Data for testing purposes offers an automated solution to one of the most time-consuming and resource-intensive problems in continuous delivery - the creating, maintaining and provisioning of the test data needed to rigorously test evolving applications. Data privacy laws prohibit the use of live, actual data - and an ingenious solution is to create testing data on the fly, which looks and behaves likes actual data but is completely fictional.

Multiple teams contribute to the delivery process, with dev, test, release management, and operations teams each having their own set of tools that are constantly changing, with new ones emerging on a regular basis.

Herein lies the Rubicon - version control - also called subversion control, or revision control. It prevents large projects from spinning out of control by letting individual programmers, writers, or project managers tackle a project from different angles without getting in each other's way, and without doing damage that can't be undone - in short - collaboration.

Quality assessment test teams use a variety of different testing tools to manage test data or to automate some aspects of testing.

Release management or ops teams use configuration tools like Chef and Puppet, and many use cloud management tools and/or provisioning tools.
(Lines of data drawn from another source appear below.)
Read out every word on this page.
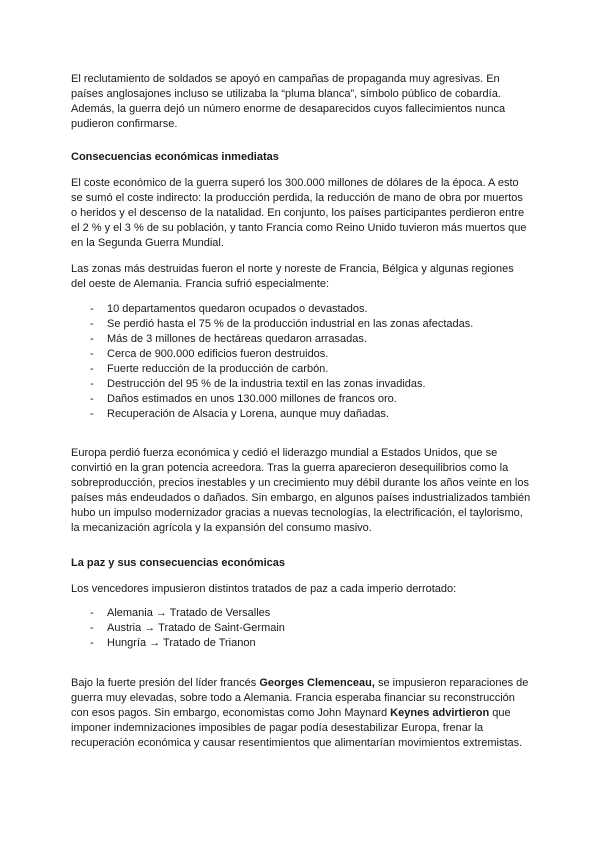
El reclutamiento de soldados se apoyó en campañas de propaganda muy agresivas. En países anglosajones incluso se utilizaba la “pluma blanca”, símbolo público de cobardía. Además, la guerra dejó un número enorme de desaparecidos cuyos fallecimientos nunca pudieron confirmarse.

Consecuencias económicas inmediatas

El coste económico de la guerra superó los 300.000 millones de dólares de la época. A esto se sumó el coste indirecto: la producción perdida, la reducción de mano de obra por muertos o heridos y el descenso de la natalidad. En conjunto, los países participantes perdieron entre el 2 % y el 3 % de su población, y tanto Francia como Reino Unido tuvieron más muertos que en la Segunda Guerra Mundial.

Las zonas más destruidas fueron el norte y noreste de Francia, Bélgica y algunas regiones del oeste de Alemania. Francia sufrió especialmente:

- 10 departamentos quedaron ocupados o devastados.
- Se perdió hasta el 75 % de la producción industrial en las zonas afectadas.
- Más de 3 millones de hectáreas quedaron arrasadas.
- Cerca de 900.000 edificios fueron destruidos.
- Fuerte reducción de la producción de carbón.
- Destrucción del 95 % de la industria textil en las zonas invadidas.
- Daños estimados en unos 130.000 millones de francos oro.
- Recuperación de Alsacia y Lorena, aunque muy dañadas.

Europa perdió fuerza económica y cedió el liderazgo mundial a Estados Unidos, que se convirtió en la gran potencia acreedora. Tras la guerra aparecieron desequilibrios como la sobreproducción, precios inestables y un crecimiento muy débil durante los años veinte en los países más endeudados o dañados. Sin embargo, en algunos países industrializados también hubo un impulso modernizador gracias a nuevas tecnologías, la electrificación, el taylorismo, la mecanización agrícola y la expansión del consumo masivo.

La paz y sus consecuencias económicas

Los vencedores impusieron distintos tratados de paz a cada imperio derrotado:

- Alemania → Tratado de Versalles
- Austria → Tratado de Saint-Germain
- Hungría → Tratado de Trianon

Bajo la fuerte presión del líder francés Georges Clemenceau, se impusieron reparaciones de guerra muy elevadas, sobre todo a Alemania. Francia esperaba financiar su reconstrucción con esos pagos. Sin embargo, economistas como John Maynard Keynes advirtieron que imponer indemnizaciones imposibles de pagar podía desestabilizar Europa, frenar la recuperación económica y causar resentimientos que alimentarían movimientos extremistas.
These different tools don't just automatically work together, so orchestrating all of the interdependent functions and writing manual scripts to manage how the tools interact may actually take more time than they are meant to save.
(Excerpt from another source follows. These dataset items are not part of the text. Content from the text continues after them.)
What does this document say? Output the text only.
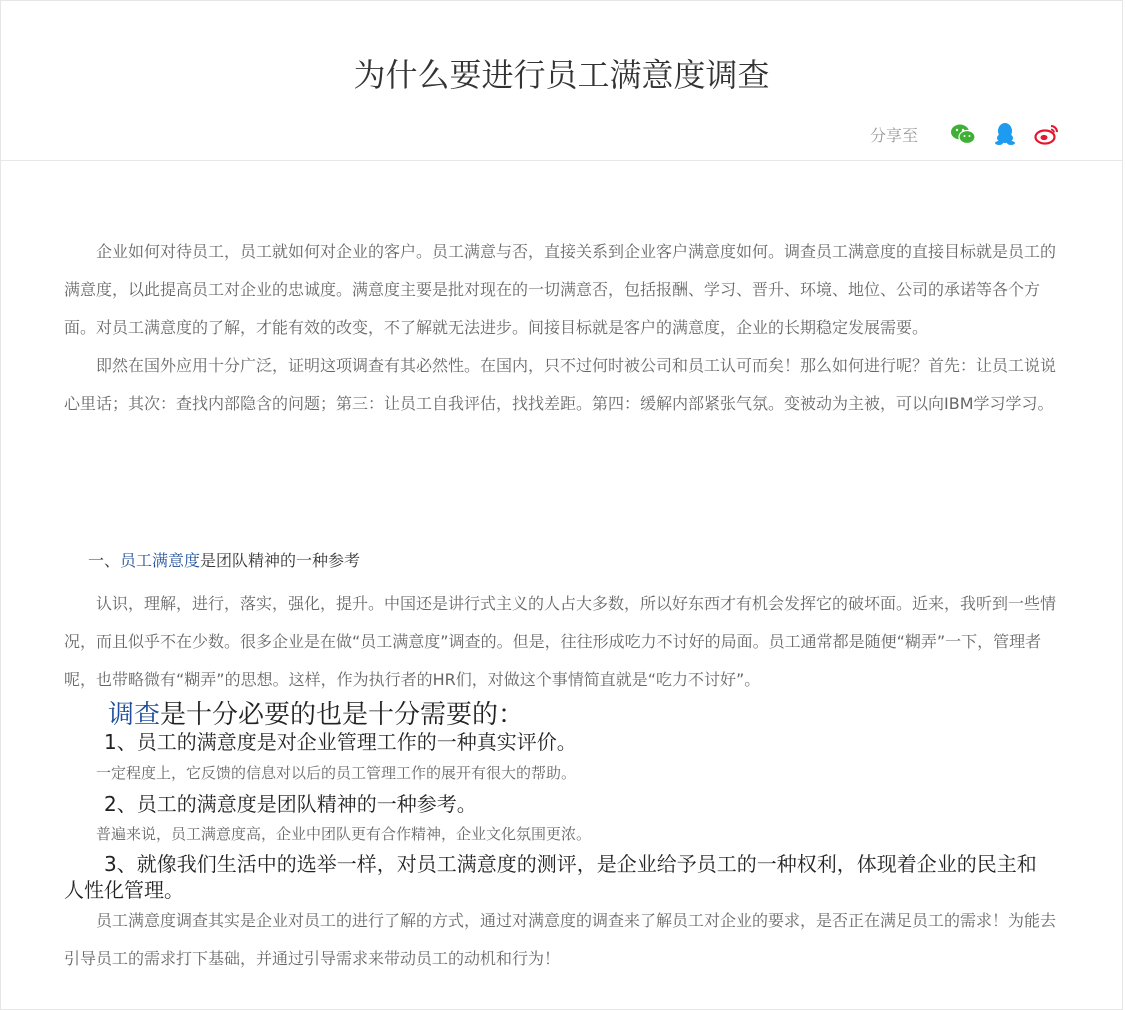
为什么要进行员工满意度调查
分享至

企业如何对待员工，员工就如何对企业的客户。员工满意与否，直接关系到企业客户满意度如何。调查员工满意度的直接目标就是员工的满意度，以此提高员工对企业的忠诚度。满意度主要是批对现在的一切满意否，包括报酬、学习、晋升、环境、地位、公司的承诺等各个方面。对员工满意度的了解，才能有效的改变，不了解就无法进步。间接目标就是客户的满意度，企业的长期稳定发展需要。

即然在国外应用十分广泛，证明这项调查有其必然性。在国内，只不过何时被公司和员工认可而矣！那么如何进行呢？首先：让员工说说心里话；其次：查找内部隐含的问题；第三：让员工自我评估，找找差距。第四：缓解内部紧张气氛。变被动为主被，可以向IBM学习学习。

一、员工满意度是团队精神的一种参考

认识，理解，进行，落实，强化，提升。中国还是讲行式主义的人占大多数，所以好东西才有机会发挥它的破坏面。近来，我听到一些情况，而且似乎不在少数。很多企业是在做“员工满意度”调查的。但是，往往形成吃力不讨好的局面。员工通常都是随便“糊弄”一下，管理者呢，也带略微有“糊弄”的思想。这样，作为执行者的HR们，对做这个事情简直就是“吃力不讨好”。

调查是十分必要的也是十分需要的：

1、员工的满意度是对企业管理工作的一种真实评价。

一定程度上，它反馈的信息对以后的员工管理工作的展开有很大的帮助。

2、员工的满意度是团队精神的一种参考。

普遍来说，员工满意度高，企业中团队更有合作精神，企业文化氛围更浓。

3、就像我们生活中的选举一样，对员工满意度的测评，是企业给予员工的一种权利，体现着企业的民主和人性化管理。

员工满意度调查其实是企业对员工的进行了解的方式，通过对满意度的调查来了解员工对企业的要求，是否正在满足员工的需求！为能去引导员工的需求打下基础，并通过引导需求来带动员工的动机和行为！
Time-to-market isn't the only thing that is impacted by all this inefficiency - when errors or defects aren't discovered until after an app is deployed to production, customer experience suffers, potentially damaging the brand.

The open and integrated framework allows DevOps teams to leverage current investments and tools of choice while moving forward in the continuous delivery journey.

Continuous delivery adoption involves the maturation of culture, application content/frequency (make-up of the application, as well as cadence), release management processes and tooling.

This allows the company to focus on innovation and customer experience, so it can become the next great digital disruptor.